Schwäbische Zeitung (Ravensburg / Weingarten)
Festprediger kritisiert und wirbt für Kirche
Clemens Stroppel spricht zum Blutfreitag in Weingarten über gute und schlechte Hirten
WEINGARTEN - In seiner Festpredigt zum Auftakt der Feierlichkeiten zum diesjährigen Blutfreitag am Donnerstagabend hat Generalvikar Clemens Stroppel die Missbrauchsfälle in der katholischen Kirche scharf kritisiert. Gleichzeitig appellierte er für mehr Mut, den Glauben an Gott zu leben und das eigene Ich hinten anzustellen. Stroppel benutzte dafür das Bild vom guten und schlechten Hirten.

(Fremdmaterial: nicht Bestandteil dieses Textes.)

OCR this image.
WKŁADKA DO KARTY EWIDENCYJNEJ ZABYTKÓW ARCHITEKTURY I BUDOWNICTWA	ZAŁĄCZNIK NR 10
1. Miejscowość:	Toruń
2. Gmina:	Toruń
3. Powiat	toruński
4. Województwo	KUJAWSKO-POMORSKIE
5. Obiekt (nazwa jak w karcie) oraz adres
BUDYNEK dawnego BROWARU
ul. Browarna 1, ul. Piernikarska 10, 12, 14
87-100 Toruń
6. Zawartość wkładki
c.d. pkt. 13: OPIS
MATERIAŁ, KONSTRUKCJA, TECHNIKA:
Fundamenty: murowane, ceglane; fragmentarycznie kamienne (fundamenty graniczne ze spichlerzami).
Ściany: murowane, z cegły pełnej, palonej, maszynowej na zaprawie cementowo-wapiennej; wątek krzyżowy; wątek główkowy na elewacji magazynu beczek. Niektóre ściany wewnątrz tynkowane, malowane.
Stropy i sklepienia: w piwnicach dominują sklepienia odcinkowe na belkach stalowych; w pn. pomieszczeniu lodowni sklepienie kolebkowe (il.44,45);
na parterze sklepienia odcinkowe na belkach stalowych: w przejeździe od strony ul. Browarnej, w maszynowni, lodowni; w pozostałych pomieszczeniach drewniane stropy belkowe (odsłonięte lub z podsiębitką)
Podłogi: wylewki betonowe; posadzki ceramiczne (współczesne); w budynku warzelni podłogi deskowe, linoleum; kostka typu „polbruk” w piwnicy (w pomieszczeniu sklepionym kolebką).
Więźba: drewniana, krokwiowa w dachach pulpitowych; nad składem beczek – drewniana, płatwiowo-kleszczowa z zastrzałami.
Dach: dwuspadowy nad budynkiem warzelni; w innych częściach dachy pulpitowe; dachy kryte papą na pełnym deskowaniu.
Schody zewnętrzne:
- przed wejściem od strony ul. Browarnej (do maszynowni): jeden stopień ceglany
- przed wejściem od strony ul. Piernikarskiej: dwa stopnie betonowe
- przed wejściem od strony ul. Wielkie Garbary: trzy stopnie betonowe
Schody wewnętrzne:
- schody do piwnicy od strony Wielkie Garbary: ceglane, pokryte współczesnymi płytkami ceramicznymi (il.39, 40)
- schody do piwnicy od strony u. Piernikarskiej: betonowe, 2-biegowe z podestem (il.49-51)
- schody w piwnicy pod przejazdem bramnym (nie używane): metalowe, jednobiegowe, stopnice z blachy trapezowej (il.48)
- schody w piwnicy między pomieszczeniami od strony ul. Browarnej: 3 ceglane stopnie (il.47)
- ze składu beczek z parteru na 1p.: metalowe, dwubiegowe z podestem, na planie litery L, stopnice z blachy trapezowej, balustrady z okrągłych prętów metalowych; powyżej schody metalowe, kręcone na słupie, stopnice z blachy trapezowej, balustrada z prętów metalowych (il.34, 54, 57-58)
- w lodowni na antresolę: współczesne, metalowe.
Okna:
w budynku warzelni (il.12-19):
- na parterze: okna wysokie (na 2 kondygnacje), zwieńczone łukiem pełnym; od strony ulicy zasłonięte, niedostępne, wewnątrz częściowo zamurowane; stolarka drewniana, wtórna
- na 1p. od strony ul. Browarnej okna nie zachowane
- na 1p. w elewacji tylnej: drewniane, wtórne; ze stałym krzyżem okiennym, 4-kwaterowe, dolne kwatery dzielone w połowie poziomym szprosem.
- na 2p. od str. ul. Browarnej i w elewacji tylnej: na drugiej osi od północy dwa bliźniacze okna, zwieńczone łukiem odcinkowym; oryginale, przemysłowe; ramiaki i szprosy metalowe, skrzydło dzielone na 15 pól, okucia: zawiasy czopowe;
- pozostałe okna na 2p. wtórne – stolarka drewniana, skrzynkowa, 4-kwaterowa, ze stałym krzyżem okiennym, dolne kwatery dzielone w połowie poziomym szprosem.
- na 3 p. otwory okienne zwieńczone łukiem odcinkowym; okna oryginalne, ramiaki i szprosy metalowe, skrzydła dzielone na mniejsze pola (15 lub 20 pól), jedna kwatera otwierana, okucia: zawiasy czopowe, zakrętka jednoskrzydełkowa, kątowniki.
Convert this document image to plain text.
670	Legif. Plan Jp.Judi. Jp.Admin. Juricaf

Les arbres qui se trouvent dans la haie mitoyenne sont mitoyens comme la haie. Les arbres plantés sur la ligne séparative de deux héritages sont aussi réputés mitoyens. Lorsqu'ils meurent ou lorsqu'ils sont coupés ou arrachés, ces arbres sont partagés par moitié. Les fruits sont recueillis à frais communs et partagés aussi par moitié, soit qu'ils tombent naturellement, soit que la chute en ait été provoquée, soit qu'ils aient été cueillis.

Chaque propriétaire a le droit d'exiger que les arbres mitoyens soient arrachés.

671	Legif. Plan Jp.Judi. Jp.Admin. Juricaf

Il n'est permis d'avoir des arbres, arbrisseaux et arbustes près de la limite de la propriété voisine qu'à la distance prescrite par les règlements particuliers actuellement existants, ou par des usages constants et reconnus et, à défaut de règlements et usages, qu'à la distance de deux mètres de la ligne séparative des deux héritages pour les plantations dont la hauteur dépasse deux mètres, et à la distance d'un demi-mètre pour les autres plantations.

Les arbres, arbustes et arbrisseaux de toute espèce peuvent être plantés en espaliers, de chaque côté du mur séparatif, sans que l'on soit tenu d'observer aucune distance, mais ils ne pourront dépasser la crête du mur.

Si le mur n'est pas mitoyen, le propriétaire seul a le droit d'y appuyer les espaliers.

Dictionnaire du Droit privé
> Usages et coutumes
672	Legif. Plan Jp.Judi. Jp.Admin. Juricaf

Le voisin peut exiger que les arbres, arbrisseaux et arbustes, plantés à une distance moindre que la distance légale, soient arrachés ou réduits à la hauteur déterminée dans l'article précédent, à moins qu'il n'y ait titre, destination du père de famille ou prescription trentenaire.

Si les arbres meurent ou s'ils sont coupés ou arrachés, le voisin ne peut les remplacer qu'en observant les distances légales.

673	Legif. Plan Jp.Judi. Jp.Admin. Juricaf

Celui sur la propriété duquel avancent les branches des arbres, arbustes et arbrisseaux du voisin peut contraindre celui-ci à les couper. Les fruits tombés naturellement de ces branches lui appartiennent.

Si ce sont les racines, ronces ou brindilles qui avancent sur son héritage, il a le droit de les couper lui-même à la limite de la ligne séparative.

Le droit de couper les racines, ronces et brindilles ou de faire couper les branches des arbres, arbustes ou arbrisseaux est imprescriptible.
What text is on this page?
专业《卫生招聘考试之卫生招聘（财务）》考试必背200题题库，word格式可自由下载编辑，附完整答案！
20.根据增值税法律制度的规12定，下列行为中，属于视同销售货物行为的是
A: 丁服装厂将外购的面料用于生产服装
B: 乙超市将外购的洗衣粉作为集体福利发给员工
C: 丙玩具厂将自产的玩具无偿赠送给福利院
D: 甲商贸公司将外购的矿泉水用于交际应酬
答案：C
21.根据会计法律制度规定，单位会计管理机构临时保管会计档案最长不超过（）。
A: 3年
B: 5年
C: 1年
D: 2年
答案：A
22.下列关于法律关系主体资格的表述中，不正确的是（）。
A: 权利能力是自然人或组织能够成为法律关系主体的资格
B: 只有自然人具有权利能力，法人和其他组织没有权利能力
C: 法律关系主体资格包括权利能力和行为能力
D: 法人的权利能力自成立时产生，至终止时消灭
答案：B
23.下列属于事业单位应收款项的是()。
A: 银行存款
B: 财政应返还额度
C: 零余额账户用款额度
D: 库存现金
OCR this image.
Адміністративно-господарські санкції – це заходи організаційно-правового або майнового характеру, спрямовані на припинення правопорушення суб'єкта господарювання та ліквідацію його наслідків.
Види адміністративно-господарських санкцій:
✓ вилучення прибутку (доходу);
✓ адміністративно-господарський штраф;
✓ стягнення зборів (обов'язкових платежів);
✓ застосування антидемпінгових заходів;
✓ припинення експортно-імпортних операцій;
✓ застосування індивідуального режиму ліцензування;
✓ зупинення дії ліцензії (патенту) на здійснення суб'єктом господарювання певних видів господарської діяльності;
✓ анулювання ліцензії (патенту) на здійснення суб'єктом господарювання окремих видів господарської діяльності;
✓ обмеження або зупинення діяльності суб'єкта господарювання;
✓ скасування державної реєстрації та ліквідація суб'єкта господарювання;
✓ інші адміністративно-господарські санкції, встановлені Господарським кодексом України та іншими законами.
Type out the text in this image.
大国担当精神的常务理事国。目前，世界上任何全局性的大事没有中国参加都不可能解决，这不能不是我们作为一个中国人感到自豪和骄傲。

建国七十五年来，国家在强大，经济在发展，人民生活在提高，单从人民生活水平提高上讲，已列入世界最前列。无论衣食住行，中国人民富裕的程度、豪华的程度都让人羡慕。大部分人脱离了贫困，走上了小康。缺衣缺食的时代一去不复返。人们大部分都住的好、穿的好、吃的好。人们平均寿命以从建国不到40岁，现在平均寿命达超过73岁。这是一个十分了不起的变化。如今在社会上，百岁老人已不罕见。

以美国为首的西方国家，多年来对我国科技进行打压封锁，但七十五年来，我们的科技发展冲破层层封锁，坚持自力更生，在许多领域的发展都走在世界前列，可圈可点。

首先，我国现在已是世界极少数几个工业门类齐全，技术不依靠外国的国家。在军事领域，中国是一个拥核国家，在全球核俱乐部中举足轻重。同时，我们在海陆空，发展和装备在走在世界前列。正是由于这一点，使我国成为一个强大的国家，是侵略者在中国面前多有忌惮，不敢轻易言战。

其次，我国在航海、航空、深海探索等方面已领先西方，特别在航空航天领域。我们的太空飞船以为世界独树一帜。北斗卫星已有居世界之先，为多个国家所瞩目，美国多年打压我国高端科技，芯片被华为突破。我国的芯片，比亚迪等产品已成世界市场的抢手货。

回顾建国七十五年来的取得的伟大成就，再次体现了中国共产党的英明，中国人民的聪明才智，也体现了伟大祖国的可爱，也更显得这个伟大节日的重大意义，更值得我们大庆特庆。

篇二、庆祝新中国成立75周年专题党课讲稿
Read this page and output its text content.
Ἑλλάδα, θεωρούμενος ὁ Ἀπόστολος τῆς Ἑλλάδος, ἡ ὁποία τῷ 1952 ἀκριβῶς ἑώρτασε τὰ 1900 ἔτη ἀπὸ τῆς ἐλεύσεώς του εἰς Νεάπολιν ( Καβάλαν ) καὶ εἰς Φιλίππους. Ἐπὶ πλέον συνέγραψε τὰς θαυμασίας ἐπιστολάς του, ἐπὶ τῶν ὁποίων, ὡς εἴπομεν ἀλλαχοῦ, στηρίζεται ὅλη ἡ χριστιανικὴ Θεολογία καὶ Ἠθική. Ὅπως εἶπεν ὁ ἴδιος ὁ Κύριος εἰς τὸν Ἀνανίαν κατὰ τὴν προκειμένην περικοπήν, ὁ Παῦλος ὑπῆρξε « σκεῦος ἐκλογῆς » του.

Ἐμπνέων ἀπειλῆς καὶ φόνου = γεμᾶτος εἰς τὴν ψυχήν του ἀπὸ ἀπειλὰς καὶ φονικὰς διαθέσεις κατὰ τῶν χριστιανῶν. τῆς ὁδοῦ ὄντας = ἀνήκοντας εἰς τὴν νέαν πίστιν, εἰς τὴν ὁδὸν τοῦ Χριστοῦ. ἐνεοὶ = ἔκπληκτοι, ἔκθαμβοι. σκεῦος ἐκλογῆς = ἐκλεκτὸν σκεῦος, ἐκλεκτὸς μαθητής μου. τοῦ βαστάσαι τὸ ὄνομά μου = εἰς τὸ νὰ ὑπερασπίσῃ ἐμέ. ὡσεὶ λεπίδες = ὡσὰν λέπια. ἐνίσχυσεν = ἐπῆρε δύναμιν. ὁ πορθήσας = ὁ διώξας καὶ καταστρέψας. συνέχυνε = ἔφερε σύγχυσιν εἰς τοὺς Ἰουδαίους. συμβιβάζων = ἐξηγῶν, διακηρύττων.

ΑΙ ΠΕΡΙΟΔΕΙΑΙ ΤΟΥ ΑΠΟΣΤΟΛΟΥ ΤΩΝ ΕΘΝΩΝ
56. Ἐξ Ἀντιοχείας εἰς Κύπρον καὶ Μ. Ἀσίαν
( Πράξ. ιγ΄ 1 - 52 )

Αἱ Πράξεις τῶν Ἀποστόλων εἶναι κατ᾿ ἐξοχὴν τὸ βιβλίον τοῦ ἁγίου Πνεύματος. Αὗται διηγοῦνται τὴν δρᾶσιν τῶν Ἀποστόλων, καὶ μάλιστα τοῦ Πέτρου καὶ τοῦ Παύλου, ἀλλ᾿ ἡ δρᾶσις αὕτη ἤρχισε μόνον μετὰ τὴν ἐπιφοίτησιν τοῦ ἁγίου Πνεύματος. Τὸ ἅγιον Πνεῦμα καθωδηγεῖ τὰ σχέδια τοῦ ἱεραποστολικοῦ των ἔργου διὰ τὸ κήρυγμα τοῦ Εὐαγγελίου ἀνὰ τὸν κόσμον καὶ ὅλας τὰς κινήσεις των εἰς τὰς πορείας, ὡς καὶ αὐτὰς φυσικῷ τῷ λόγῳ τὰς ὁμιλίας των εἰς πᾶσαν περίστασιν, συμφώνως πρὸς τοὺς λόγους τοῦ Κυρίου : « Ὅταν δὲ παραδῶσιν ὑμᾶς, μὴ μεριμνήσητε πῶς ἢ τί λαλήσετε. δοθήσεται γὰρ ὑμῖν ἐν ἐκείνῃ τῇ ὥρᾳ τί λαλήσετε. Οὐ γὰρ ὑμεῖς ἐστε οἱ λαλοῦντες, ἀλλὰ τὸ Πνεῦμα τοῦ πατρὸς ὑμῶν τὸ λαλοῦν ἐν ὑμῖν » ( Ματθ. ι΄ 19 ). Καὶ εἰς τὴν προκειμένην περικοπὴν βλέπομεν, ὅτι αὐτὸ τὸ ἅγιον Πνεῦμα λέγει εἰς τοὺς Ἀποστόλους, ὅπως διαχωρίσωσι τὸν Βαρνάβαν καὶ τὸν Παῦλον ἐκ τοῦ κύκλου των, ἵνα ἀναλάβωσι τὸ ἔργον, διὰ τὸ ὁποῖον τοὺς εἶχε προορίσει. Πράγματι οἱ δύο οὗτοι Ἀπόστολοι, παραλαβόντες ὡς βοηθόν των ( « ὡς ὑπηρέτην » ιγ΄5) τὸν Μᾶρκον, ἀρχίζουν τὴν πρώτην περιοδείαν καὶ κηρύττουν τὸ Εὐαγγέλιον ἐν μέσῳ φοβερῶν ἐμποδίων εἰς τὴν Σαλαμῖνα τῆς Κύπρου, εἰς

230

Seit nun mehr 33 Jahren pilgere er zu Fuß mit den Diakonen des Priesterseminars von Rottenburg zum Blutritt, einem „im wahrsten Sinne des Wortes katholischen Glaubenszeugnis“. Meistens sei er auch in der Blutreitergruppe Herbertingen mit geritten. Ursprünglich sollte Bischof Gebhard Fürst die traditionelle Festpredigt an Christi Himmelfahrt halten. Wie die Pressstelle auf SZ-Anfrage sagte, musst der Bischof aus Termingründen absagen.
Das Arbeitsleben enttäusche die Menschen, so Stroppel, wenn sie merken, dass sie nur noch eine Nummer sind, dass die Arbeit und der Nutzen mehr interessieren als der Mensch. Jeder habe diese Erfahrung schon gemacht und am eigenen Leib zu spüren bekommen. Man stelle sich die Frage, wem es eigentlich um mich gehe? Anders ausgedrückt: Bedeute ich jemandem noch etwas?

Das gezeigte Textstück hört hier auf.